To be clear: the FDA has just violated the trust of investors willing to risk significant capital throughout the ups and downs of the markets by reneging on an agreement it had with the sponsor of what it would take to bring the first Huntington's disease-modifying drug to a well educated community begging for treatment options.
As the drug development and rare disease world is trying to digest the unprecedented turn of events around AMT-130, it has re-opened the wider debate around the term and value of 'flexibility' in the rare, orphan disease drug approval process. So setting aside for a moment the fact that the FDA is mandated to make drug approval decisions independent of cost to the healthcare system, let us focus on what this debate is really all about:
cost savings as perceived by supporters of socialized
medicine versus speed of access to medicines and better drugs by incentivizing competition.
Cost savings
The argument for reducing healthcare expenditures by making sure that only
drugs with crystal-clear, well-defined health benefits get approved for commercialization seems
simple and obvious. Why spend a few hundred million or single-digit billions on
drugs just deemed “plausible” based on biology and biomarkers and have not
run the “gold-standard” double-blind placebo-controlled clinical trial gauntlet
and then turn out to be worthless in the end?
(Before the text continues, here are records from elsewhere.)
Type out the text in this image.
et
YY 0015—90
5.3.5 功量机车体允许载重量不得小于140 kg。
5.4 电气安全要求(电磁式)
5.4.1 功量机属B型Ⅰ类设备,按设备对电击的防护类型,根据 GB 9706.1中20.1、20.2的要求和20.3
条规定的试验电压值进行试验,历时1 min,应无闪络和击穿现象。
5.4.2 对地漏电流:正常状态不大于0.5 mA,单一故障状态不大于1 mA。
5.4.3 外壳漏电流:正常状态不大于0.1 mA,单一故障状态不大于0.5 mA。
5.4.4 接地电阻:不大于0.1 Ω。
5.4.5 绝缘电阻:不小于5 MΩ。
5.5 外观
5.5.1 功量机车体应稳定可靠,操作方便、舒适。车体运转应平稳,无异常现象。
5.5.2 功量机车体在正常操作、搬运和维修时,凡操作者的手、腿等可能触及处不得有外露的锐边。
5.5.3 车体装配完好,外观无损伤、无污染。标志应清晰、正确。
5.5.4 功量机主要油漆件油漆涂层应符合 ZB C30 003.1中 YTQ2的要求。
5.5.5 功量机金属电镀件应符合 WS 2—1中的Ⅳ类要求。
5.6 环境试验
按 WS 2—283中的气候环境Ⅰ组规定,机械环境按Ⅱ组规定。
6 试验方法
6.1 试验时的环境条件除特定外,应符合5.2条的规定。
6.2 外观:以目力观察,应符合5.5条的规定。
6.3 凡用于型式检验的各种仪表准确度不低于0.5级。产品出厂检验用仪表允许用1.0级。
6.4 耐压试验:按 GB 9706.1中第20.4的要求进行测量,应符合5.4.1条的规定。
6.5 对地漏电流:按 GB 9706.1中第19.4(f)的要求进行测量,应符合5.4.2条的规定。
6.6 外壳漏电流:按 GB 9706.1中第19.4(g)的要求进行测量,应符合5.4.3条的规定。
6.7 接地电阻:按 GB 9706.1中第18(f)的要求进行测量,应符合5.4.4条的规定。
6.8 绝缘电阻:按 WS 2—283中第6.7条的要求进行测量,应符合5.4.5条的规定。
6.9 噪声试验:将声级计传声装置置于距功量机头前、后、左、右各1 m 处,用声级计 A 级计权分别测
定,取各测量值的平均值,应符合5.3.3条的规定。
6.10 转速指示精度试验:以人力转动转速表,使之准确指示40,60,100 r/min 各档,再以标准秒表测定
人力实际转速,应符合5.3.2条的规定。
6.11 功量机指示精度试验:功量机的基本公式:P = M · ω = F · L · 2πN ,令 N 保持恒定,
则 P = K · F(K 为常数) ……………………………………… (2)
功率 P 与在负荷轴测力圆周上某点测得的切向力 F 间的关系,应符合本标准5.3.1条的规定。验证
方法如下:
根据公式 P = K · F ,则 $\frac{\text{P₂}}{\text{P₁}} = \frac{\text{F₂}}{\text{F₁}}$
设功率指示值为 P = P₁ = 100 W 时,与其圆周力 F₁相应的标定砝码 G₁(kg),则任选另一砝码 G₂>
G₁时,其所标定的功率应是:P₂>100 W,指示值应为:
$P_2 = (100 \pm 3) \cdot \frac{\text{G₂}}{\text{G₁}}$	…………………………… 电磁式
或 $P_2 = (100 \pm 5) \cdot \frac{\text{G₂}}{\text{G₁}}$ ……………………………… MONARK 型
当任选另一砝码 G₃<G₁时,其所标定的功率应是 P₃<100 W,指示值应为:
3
This is what Vinay Prasad, a smug academic Bernie Sanders supporter and
proponent of socialized medicine has been all
about. Good riddance (again!). It all sounds nice in theory, but even the beacon of communist drug development
and public healthcare, Cuba, shows that such a mindset does not facilitate healthcare innovation and access to medicines, particularly to those suffering
from rare and orphan diseases.
Better drugs by incentivizing competition
Yes, the failure to confirm benefit in stringent outcome trials following
accelerated approvals can be frustrating, but I will make the case that this is
a price worth paying. Even in instances where this has happened—Sarepta’s exon
51 skipper eteplirsen is a good example—the ability to generate financial
returns earlier has spurred tremendous investments across dozens of biotechs
funded by private, risk-taking capital to come up with improved versions of eteplirsen. The
result: companies like Avidity and Dyne Therapeutics
have invested hundreds of millions in new exon skippers backed by solid
evidence of clinical efficacy.
I used to be a big critic of eteplirsen early on, suspecting
shady science and Sarepta clearly dragging its feet on the confirmatory
studies. Yet in hindsight even I can now see the overall benefits that the accelerated approval of eteplirsen has brought to the DMD
rare disease community, so that the argument of spending precious healthcare
dollars while generating confirmatory evidence and spurring competition becomes quite
compelling to me.
So as long as companies play by the rules and get busy on
their confirmatory studies, the system is working very well.
Why approving AMT-130 for Huntington’s Disease does not
entail much risk and cost
In this more libertarian view of drug approval, drugs that have been
demonstrated in clinical trials to be “safe and well tolerated” should get
approved when there is some evidence of efficacy. Importantly, safety can be
demonstrated in studies that are not placebo-controlled.
The safety of AMT-130 has not been at the center of the
recent controversy, so let’s accept that for a uniformly terminal disease like
Huntington’s, AMT-130 meets that bar.
Given that the market for disease-modifying medicines for HD
is significant, similar to Cystic Fibrosis which allowed Vertex Pharmaceuticals
to build a franchise worth $100B around, accelerated approval for AMT-130 would
energize uniQure’s competition to come up with drugs that have demonstrably better therapeutic profiles.
If everybody would just rely on the same type of natural
history comparisons as AMT-130, competition would bring down prices rapidly as
seen for HCV drugs which are a wildly successful story in effective and affordable healthcare following an initial public outrage around the '$1000 pills'.. Those that can demonstrate
superior profiles will be rewarded with pricing power further incentivizing private risk capital to improve on AMT-130. Alnylam’s ALN-HTT02,
an intrathecally repeat-administered synthetic RNAi trigger, could very well be
that first molecule to achieve that. It also targets the critical exon 1a
transcript and appears to have superior knockdown efficacy. There is also no
reason why ALN-HTT02 cannot be given to an HD patient who had already received
AMT-130.
After that, it will likely be systemically administered RNAi
molecules targeting exon 1a transcript and with triplet repeat expansion inhibitors. The
regulatory flexibility is a critical factor determining how much investment flows into HD
drug development and how soon patients for whom every day is an opportunity
missed can access promising drugs.
Finally, let’s be real: not every HD patient will get
AMT-130 which I expect would to cost around $3M as a one-time treatment with a
high cost of goods based on viral vector production. In addition to surgical capacity constraints, a label that
will likely expand not too much beyond the early symptomatic manifest study
participants will throw up access barriers that insurance companies and
government payors will seize on. Still, the revenues would allow uniQure to stay
at the forefront of HD drug development and help flesh out the actual value of AMT-130.